De lá para cá, me descobri indo à praia sozinha, saindo sozinha para passear no Centro do Rio, tomando decisões sozinha. Sem me achar triste por issoArte: Paulo Márcio
Publicado 11/08/2024 09:00
Eu havia levado o livro 'A gente mira no amor e acerta na solidão' para emprestar ao meu namorado. Mas, naquele domingo pela manhã, enquanto ele curtia uns momentos de preguiça e livre despertar, peguei a obra e comecei uma releitura, dois anos após o meu primeiro contato com aquela escrita da psicanalista Ana Suy. Meus olhos percorriam atentamente suas palavras, que na primeira vez não me pareceram tão próximas quanto agora. Apesar de a autora adotar uma linguagem muito acessível, nunca estudei psicanálise. Nos estudos sobre o afeto, posso dizer que sou "apenas" uma curiosa praticante.
Publicidade
Rapidamente cheguei à página 65 do livro e fui me dando conta de que aquela cena que eu vivia na sala de estar representava duas solidões sendo respeitadas. Quando o amor surge em um par, em uma amizade ou em família, nos iludimos com a tese de que vamos querer fazer tudo juntos o tempo todo. Conviver é laço, mas também afastamento, de algum modo. Como é inatingível a ideia de que vamos ter os mesmos desejos em momentos iguais.
Isso me faz lembrar da sugestão lançada na terapia após o término de um relacionamento de mais de 10 anos.
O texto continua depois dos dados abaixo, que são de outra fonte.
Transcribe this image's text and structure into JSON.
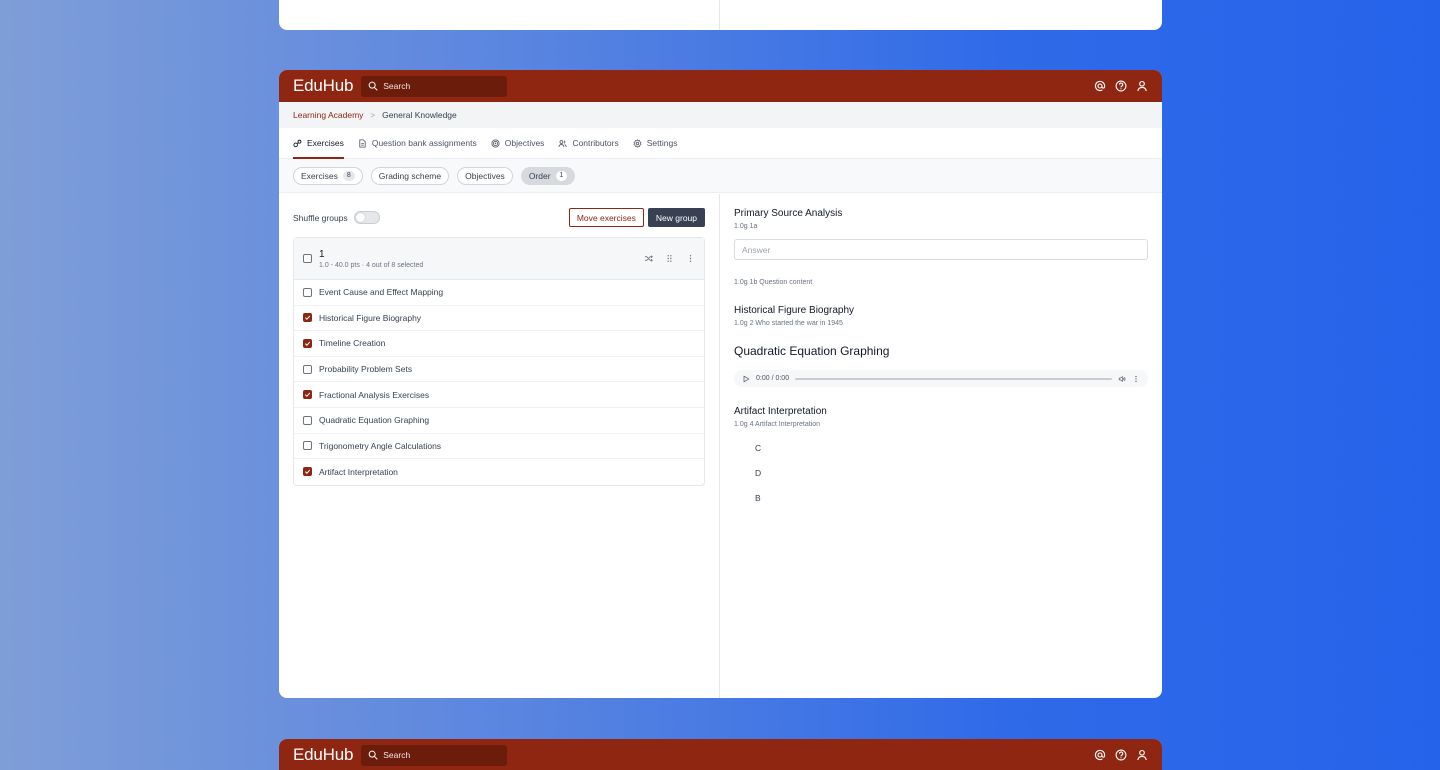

Eu havia contado que, desde mais nova, eu emendava uma relação na outra, na tentativa de encontrar no namorado seguinte aquilo que eu não via no anterior. "Que tal agora você se encantar por você mesma?": essa foi a pergunta que, a princípio, me deixou bem desanimada. Parecia algo muito distante ser feliz sem um par.
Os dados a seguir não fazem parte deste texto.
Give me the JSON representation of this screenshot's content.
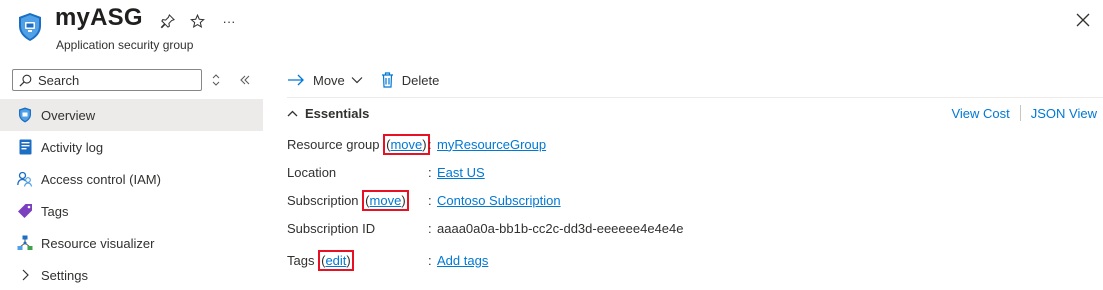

Alguns anos antes, também havia assistido a um vídeo do psicólogo Rossandro Klinjey em que ele falava justamente sobre estar com nós mesmos em um fim de semana, por exemplo. "Se a sua companhia para você mesmo é tão ruim, como você acha que vai convencer alguém de que é interessante ficar com você?", ele indagou. E completou: "Estar com você tem que ser bom; estar acompanhado melhor ainda". Rossandro ainda disse que a gente não deve achar que ficar sozinho é um inferno e estar com o outro é o céu. Assim, ele perguntava, quando o outro sai, voltamos para onde?
Naquela época, concordei com a fala dele, mas também achei distante demais da minha realidade. "Falar é fácil, quero ver realizar": esse foi o meu pensamento em voz alta diante do vídeo de Rossandro. Sem me dar conta, no entanto, aceitei o desafio lançado na terapia. Para mim, o autoconhecimento tem esse poder: ele se perpetua silenciosamente por dias, meses e anos. De repente, como se fosse um milagre, eu me dou conta de estar refletindo sobre alguma postura ou mudando meu modo de agir.
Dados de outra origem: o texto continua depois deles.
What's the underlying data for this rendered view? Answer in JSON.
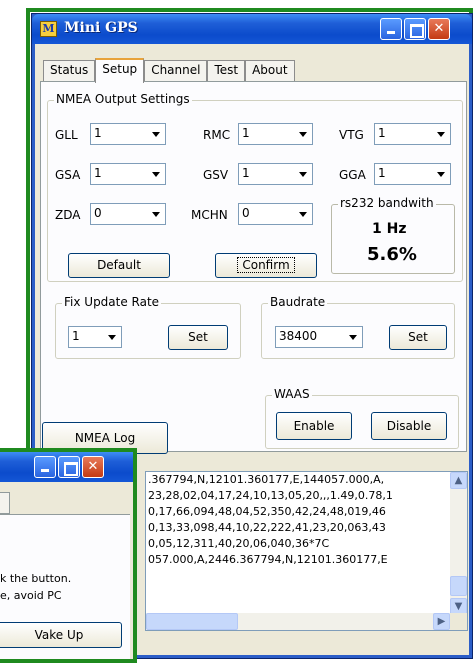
{
  "window": {
    "title": "Mini GPS",
    "icon_letter": "M",
    "controls": [
      "minimize-icon",
      "maximize-icon",
      "close-icon"
    ]
  },
  "tabs": [
    "Status",
    "Setup",
    "Channel",
    "Test",
    "About"
  ],
  "active_tab": "Setup",
  "nmea": {
    "group_label": "NMEA Output Settings",
    "fields": [
      {
        "label": "GLL",
        "value": "1"
      },
      {
        "label": "RMC",
        "value": "1"
      },
      {
        "label": "VTG",
        "value": "1"
      },
      {
        "label": "GSA",
        "value": "1"
      },
      {
        "label": "GSV",
        "value": "1"
      },
      {
        "label": "GGA",
        "value": "1"
      },
      {
        "label": "ZDA",
        "value": "0"
      },
      {
        "label": "MCHN",
        "value": "0"
      }
    ],
    "default_button": "Default",
    "confirm_button": "Confirm"
  },
  "bandwidth": {
    "group_label": "rs232 bandwith",
    "rate": "1 Hz",
    "percent": "5.6%"
  },
  "fix_rate": {
    "group_label": "Fix Update Rate",
    "value": "1",
    "set_button": "Set"
  },
  "baudrate": {
    "group_label": "Baudrate",
    "value": "38400",
    "set_button": "Set"
  },
  "waas": {
    "group_label": "WAAS",
    "enable_button": "Enable",
    "disable_button": "Disable"
  },
  "nmea_log_button": "NMEA Log",
  "log_lines": [
    ".367794,N,12101.360177,E,144057.000,A,",
    "23,28,02,04,17,24,10,13,05,20,,,1.49,0.78,1",
    "0,17,66,094,48,04,52,350,42,24,48,019,46",
    "0,13,33,098,44,10,22,222,41,23,20,063,43",
    "0,05,12,311,40,20,06,040,36*7C",
    "057.000,A,2446.367794,N,12101.360177,E"
  ],
  "second_window": {
    "text_lines": [
      "k the button.",
      "e, avoid PC"
    ],
    "wake_button": "Vake Up"
  },
  "colors": {
    "highlight_frame": "#1f8a1f",
    "titlebar": "#0b4bcc",
    "dialog_bg": "#ece9d8"
  }
}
De lá para cá, me descobri indo à praia sozinha, saindo sozinha para passear no Centro do Rio, tomando decisões sozinha. Sem me achar triste por isso. A gente tem a tendência de acreditar que a pessoa que está fisicamente a sós não tem amores. Hoje sei que isso é uma ilusão. Já me senti desamparada ao redor de muita gente e em paz na minha própria companhia.
Voltando ao início do texto, a própria Ana Suy, aliás, destaca como ficar em silêncio ao lado de alguém é tão precioso. Quando as vozes se aquietam, há o impulso de perguntar sobre o que o outro está pensando. Controlar esse ímpeto é entender que há um universo ali que nunca conhecerei por completo. Afinal, ainda desbravo o meu próprio mundo.